L’universo dello streaming si arricchisce ogni giorno di nuovi servizi: da Apple TV+ a Netflix, passando per l’imminente Disney+ e il già ben rodato Prime Video, le alternative per i consumatori non mancano. Eppure questo affollamento di mercato rischia di danneggiare l’intero settore: è quanto rivela un recente studio, pronto a sottolineare come la moltiplicazione delle piattaforme spinga l’utente a non sottoscrivere nessun abbonamento e, forse, a tornare alla pirateria.
I dati emergono da uno studio condotto da UTA IQ, pronto a confermare come le troppe alternative sul mercato generino confusione nell’utente, il quale sarà portato a ignorare un eventuale abbonamento per svariati motivi. La ricerca ha coinvolto 6.634 consumatori negli Stati Uniti, in Canada, in Australia e nei Paesi Bassi, ottenendo così un campione sufficientemente rappresentativo delle necessità di streaming odierne.
Il 70% degli intervistati sostiene come oggi le alternative di streaming video siano troppe e, poiché tutte caratterizzate da show proprietari ed esclusive, forse una spesa su cui non vale investire. L’87% dei consumatori, infatti, sostiene sia troppo caro riuscire a mantenere il passo con tutte le proposte.
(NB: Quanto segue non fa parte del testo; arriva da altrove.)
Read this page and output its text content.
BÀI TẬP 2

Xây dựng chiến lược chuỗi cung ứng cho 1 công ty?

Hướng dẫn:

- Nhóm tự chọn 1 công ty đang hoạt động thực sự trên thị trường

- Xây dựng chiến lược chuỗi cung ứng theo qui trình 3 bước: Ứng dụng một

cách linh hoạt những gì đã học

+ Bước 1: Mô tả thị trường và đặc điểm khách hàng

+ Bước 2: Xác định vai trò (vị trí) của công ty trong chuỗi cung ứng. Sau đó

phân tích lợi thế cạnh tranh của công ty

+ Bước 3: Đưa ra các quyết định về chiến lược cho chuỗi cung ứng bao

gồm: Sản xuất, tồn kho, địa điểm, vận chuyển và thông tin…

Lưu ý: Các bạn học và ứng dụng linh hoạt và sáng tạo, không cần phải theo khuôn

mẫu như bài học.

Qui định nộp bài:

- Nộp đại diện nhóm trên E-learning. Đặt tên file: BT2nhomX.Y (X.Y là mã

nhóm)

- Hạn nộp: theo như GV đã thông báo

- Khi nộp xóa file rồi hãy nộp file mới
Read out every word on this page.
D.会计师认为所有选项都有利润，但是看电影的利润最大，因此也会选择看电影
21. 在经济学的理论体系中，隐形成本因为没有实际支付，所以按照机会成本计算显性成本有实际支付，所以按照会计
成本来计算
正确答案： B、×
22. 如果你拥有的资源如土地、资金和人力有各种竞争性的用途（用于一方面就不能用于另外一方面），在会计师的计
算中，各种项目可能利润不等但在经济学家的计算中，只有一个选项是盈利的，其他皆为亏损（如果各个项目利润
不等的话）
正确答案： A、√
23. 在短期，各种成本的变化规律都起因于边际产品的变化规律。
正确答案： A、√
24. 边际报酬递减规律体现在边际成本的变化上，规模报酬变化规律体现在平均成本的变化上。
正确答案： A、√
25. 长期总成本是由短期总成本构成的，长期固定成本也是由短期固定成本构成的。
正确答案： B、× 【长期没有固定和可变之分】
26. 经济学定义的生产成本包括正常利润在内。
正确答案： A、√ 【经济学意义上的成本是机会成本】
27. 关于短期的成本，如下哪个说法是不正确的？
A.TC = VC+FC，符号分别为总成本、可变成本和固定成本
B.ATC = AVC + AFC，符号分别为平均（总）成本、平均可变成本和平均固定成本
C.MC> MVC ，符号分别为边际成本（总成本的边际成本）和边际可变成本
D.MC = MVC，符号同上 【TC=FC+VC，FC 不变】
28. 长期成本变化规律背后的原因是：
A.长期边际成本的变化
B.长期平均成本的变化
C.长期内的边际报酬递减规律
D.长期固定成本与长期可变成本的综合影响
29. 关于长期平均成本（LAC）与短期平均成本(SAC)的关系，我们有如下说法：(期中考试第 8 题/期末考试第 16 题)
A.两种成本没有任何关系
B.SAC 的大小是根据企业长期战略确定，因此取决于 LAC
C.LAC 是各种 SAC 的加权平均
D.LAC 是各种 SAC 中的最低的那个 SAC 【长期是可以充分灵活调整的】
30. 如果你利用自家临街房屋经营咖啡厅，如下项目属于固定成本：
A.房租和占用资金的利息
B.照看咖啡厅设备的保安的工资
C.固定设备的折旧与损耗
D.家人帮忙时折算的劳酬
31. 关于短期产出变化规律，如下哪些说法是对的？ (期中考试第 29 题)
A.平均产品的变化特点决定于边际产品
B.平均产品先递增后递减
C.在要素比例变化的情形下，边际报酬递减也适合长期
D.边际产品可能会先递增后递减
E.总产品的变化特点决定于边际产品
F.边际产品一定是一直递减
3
Il discorso sembra essere specifico per le piattaforme video, poiché nell’universo musicale il funzionamento risulta assai differente. L’utente che sceglie Apple Music, Spotify, Amazon Music Unlimited o altri, può contare su cataloghi fra loro molto simili. Di conseguenza, è sufficiente scegliere una sola offerta fra le tante per poter assolvere a tutte i desideri di ascolto musicale. I servizi di streaming video, invece, vedono librerie proprietarie, show originali ed esclusive: per seguire tutti i suoi show preferiti, di conseguenza, l’appassionato dovrà sottoscrivere più abbonamenti contemporaneamente.
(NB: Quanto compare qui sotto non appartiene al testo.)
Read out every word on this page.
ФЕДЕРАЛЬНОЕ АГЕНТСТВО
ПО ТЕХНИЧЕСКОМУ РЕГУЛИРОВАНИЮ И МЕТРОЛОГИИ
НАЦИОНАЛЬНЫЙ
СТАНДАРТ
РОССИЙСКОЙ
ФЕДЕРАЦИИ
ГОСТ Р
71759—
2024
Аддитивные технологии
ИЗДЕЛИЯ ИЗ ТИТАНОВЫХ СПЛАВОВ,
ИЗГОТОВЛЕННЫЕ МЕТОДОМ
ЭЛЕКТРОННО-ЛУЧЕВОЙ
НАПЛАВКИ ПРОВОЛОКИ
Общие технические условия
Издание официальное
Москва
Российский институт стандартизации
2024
Ciò genera elevata insoddisfazione, così come lo stesso studio conferma: il 67% degli utenti già oggi ritiene frustrante doversi abbonare a servizi multipli. Di questi, il 58% ritiene stressante dover gestire troppi account e login. E, nonostante la pluralità di offerte, il 45% afferma di avere difficoltà nel cercare il contenuto desiderato. Così come sottolinea Vice, la ricerca trova già alcune evidenze aneddotiche nella realtà, sebbene senza nessuna pretesa di scientificità: dopo anni di un relativo scarso ricorso ai sistemi di P2P, alla proliferazione delle piattaforme video è corrisposto un ritorno a torrent e affini. D’altronde, considerando come la spesa media sia di circa 10 dollari mensili per abbonamento, l’utente rischia di dover pagare 40 o 50 dollari per seguire quelle 4 o 5 serie da lui gradite: una spesa fuori mercato, che spinge gli appassionati proprio alla pirateria. Così ha spiegato Ernesto van der Sar, direttore di Torrent Freak:
Se le persone sono costrette a spendere sempre di più per soddisfare i loro bisogni di consumo televisivo e cinematografico, una grande porzione deciderà di farne a meno o di cercare alternative. Un risultato probabile è quello di un ritorno di sempre più persone alla pirateria.